The head of the Transportation Security Administration
(TSA) outlined today the young agency’s accomplishments and the projects it will carry Saturday from the Department of Transportation to the Department of Homeland Security
“We will always be grateful for the tremendous leadership and support shown by Secretary Norman Y. Mineta and many others at Transportation,” said Under Secretary of Transportation for Security Adm. James M. Loy
. “Thanks to Secretary Mineta’s vision, the flying public is safer and their confidence in air travel is being restored.”
Loy said TSA’s success has helped rebuild air travelers’ confidence in aviation security. One million more travelers flew this January than in January of 2002, he noted.
TSA, the brainchild of Secretary Mineta and Deputy Transportation Secretary Michael P. Jackson, was officially created Nov. 19, 2001 when President Bush signed the Aviation and Transportation Security Act in response to the terrorist attacks of 9-11.
Loy said the TSA met 36 mandates set down by Congress – including screening all passengers by the TSA’s first anniversary and all baggage by Dec. 31, 2003 – while developing a fully functioning agency of about 64,000 employees.
The TSA hired 158 federal security directors who are responsible for the nation’s 429 commercial airports; deployed thousands of federal air marshals; done background checks on about 1 million workers who have access to secure areas of airports; and reduced wait times and other “hassles” for air travelers, fulfilling Secretary Norma Y. Mineta’s vision of delivering world-class customer service as well as world-class security.
The TSA is one of 22 federal agencies being transferred to Homeland Security, the new Cabinet-level department led by Secretary Tom Ridge.
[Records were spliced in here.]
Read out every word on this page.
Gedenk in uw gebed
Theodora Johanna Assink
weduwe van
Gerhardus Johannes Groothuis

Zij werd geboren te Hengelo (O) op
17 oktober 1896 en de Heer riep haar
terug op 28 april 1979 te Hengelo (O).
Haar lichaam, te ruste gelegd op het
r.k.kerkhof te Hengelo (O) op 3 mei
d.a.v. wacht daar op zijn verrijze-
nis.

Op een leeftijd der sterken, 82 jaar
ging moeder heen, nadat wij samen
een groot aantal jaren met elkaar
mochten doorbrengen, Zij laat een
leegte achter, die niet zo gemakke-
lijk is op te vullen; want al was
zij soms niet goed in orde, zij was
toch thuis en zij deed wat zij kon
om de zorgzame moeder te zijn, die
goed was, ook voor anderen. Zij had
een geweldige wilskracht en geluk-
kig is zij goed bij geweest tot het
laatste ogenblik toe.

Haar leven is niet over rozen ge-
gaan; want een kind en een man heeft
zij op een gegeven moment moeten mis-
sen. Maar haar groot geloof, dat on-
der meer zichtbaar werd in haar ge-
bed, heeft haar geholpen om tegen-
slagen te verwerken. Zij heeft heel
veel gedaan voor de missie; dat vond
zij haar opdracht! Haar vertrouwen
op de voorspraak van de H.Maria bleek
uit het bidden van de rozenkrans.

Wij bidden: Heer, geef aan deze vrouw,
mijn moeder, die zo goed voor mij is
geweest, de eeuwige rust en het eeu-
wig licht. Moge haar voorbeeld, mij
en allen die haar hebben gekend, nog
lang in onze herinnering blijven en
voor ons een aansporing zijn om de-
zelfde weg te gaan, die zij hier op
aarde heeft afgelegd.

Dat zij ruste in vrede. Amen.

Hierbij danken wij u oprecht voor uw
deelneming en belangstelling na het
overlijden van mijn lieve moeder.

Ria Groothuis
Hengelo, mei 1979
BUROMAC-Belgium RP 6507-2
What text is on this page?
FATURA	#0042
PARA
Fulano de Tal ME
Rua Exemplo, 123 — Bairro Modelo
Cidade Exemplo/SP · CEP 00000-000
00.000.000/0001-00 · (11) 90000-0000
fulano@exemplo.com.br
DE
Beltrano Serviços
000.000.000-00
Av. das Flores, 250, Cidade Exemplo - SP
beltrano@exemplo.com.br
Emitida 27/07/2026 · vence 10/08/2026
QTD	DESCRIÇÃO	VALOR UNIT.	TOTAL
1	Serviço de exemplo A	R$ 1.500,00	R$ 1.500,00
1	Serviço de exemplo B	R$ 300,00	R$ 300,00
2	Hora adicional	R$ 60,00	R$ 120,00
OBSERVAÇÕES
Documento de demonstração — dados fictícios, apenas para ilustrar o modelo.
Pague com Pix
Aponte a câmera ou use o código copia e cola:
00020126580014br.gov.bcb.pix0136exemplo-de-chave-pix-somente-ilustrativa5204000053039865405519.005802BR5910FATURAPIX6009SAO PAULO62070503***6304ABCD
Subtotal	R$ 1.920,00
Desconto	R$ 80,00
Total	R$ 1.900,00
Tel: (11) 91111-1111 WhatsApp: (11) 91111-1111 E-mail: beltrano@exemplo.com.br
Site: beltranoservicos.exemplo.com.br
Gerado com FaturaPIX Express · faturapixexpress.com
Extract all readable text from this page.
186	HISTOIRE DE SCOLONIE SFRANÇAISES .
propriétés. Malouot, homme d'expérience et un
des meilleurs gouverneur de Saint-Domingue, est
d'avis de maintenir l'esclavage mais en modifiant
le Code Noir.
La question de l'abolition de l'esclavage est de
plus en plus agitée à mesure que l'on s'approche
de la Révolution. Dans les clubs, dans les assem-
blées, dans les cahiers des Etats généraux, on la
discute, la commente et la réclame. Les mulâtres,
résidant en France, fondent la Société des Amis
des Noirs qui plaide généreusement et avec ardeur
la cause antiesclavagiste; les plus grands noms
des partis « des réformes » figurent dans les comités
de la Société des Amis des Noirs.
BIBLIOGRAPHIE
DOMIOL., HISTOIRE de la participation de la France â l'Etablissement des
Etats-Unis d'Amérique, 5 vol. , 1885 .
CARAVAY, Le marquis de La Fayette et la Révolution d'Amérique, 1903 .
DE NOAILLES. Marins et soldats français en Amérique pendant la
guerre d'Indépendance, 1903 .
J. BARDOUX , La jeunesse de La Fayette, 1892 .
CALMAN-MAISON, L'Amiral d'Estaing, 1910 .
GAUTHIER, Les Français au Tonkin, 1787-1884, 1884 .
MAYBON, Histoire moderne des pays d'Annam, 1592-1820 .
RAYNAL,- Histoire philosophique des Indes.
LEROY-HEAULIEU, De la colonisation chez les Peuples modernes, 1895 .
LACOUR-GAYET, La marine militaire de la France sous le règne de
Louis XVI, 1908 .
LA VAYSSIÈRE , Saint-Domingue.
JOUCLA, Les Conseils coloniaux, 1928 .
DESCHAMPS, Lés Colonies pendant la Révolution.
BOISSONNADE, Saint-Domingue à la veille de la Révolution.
In June, TSA awarded $92 million in port security grants. New grant programs include another $105 million for ports, $15 million in over-the-road bus security grants, and $28 million for Operation Safe Commerce – a collaboration with the Customs Service to testing technologies for container seals and long-distance vessel tracking. Other programs the TSA will continue to develop include giving pilots firearms training to protect the cockpit, enhancing the computerized system for screening passengers, and working with Congress on the Transportation Worker Identification Credential.
At the Department of Homeland Security, the TSA will join ranks with agencies like the Border Patrol, Customs Service and Coast Guard. “Thanks to the support of our colleagues in DOT, the TSA is ready to join our new partners in fighting – and winning – the war on terror,” Loy said.